5 #NaNoWriMo Wordcount Strategies

31 Oct

Here we are, the day before NaNoWriMo. Anyone else have itchy fingers? I want to write, want to outline, but I’m never sure where to start-without-starting.

So here’s my top 5 wordcount-padding strategies.

  1. Avoid hyphenation. Some word processing programs process these as one word instead of two or more. See the “start-without-starting,” above: Microsoft Word counts this as one word, not three. If this were November, and a novel, I’d have just cheated myself out of 2/3 of that wordcount!
  2. Avoid names such as Mike, Jane, Aloicious, Marmaduke. Not just because they are boring (in the case of the first two) and difficult to type (third), and reminiscent of Great Danes (fourth.) Avoid these names because they only add one word to your count. Why use Jane, when you could have Carrie Ann? Why Aloicious when Hunter Dowley is always referred to by both names?

    In addition, you might consider using characters’ titles.

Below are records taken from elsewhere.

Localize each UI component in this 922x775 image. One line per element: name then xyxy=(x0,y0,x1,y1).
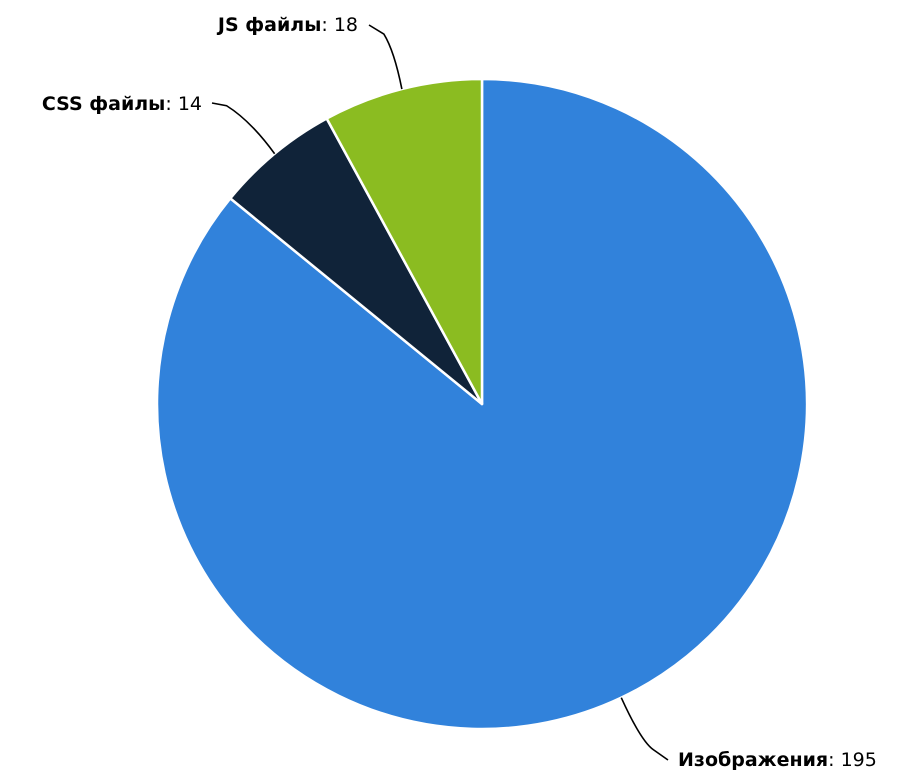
connectors-layer xyxy=(211,24,669,761)
pie-slice-3[interactable] xyxy=(325,77,484,406)
connector-line-2 xyxy=(211,102,276,155)
data-label-name: JS файлы xyxy=(216,14,321,36)
connector-line-1 xyxy=(620,697,669,761)
data-label-name: Изображения xyxy=(678,749,828,771)
data-label-3: JS файлы: 18 xyxy=(216,14,358,36)
data-label-value: : 18 xyxy=(321,14,358,36)
data-label-2: CSS файлы: 14 xyxy=(42,93,202,115)
pie-slice-2[interactable] xyxy=(229,117,484,406)
connector-line-3 xyxy=(368,24,403,90)
data-label-value: : 14 xyxy=(165,93,202,115)
slices-layer xyxy=(155,77,809,731)
data-label-value: : 195 xyxy=(828,749,877,771)
data-label-name: CSS файлы xyxy=(42,93,166,115)
data-label-1: Изображения: 195 xyxy=(678,749,877,771)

Take care, however: The Inestimable Charlene MacCaden, for example, might be ridiculous in the context of her present-day urban setting. In contrast, Mrs. G. Campbell has been known even to her mother as Mrs. G. Campbell ever since her wedding day, in Macon, Georgia, in 1934.

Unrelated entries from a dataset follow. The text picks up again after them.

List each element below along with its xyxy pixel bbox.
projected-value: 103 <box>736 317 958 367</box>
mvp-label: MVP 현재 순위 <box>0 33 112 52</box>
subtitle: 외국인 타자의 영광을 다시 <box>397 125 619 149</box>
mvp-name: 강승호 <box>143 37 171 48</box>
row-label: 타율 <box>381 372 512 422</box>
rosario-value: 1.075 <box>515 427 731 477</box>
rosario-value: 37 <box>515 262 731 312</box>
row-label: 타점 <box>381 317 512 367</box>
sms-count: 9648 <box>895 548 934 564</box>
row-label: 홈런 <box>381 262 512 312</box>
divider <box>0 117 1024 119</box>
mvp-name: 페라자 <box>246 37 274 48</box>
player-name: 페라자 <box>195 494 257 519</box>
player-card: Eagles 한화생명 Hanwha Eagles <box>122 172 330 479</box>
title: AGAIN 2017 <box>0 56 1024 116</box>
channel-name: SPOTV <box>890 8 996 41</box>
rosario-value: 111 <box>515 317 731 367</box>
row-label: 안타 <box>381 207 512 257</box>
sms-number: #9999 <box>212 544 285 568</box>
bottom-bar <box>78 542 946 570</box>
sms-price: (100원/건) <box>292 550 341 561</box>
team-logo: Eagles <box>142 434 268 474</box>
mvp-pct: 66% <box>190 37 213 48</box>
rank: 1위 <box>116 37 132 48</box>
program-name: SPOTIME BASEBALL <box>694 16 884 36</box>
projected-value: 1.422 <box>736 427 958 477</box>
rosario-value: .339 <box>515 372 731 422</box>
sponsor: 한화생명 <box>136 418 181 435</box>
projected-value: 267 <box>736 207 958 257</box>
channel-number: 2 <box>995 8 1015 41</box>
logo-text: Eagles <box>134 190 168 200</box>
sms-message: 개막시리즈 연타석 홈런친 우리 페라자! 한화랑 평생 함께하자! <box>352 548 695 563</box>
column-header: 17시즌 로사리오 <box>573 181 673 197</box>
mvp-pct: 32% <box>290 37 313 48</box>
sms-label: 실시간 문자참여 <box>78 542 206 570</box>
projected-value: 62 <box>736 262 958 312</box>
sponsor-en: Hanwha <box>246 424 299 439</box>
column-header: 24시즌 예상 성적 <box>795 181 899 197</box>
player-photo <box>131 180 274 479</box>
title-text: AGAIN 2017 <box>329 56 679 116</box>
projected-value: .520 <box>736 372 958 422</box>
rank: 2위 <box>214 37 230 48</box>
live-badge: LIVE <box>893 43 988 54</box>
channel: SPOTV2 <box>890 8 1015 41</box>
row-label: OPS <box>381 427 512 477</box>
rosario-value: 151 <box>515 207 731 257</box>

  3. Setting is an opportunity to let the words run wild. If you’ve beaten every bush, intimately describing each leaf, you’re still doing fine. You might not have a novel, but you’ll still have won if you end up with 50,000 words of setting at the end of the month – and I bet you’re better at capturing detail, using metaphor and allegory, and creating a coherent universe than you were in October. True fact: I once spent roughly 2,000 words having two characters cross a lobby. Seriously.

    In editing, much like what can happen with setting, you can pare dialogue down to the words that move the story along. Only in November – and similar zero-draft states – can you allow your characters to discuss any old thing they have on their minds.

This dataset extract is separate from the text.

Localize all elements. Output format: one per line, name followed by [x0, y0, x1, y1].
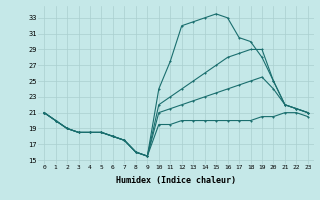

  4. If you are a planner, you have an outline or notecards or some other means of milestoning your path through the novel, and each piece of dialogue already has a purpose. Great – but if they are having a hard time getting to the point, use the time – and the words! – to explore their own voices. Let them say it wrong, and then take it back. Let them get confused and start over again. That happens all the time in “real world” conversations, and there’s no reason your characters are any better conversers than you are.
  5. Don’t stop writing. This is a “duh,” but it’s also the real truth of the NaNoWriMo experience. Here are some solutions:
    1. Can’t get a chapter to come to a graceful conclusion? Write “And then the author said, ‘On to the next chapter!'” Start the new chapter.
    2. Boring novel? Nobody expects an earthquake. Nor do they expect a tax audit.
    3. Want to be writing something different? That’s the stuff dream-sequences are made of.
    4. Stuck yourself with a solution that doesn’t work? Write what should have happened in chapter 5, with the heading of, “Here’s what should have happened in chapter 5.”

If you’re noveling this month, whether it’s your first-ever, your once-a-year, or your daily job, I send my best wishes for your savory, juicy, sweet, delicate, precise, and/or savage prose.

Did I neglect to mention long lists of adjectives?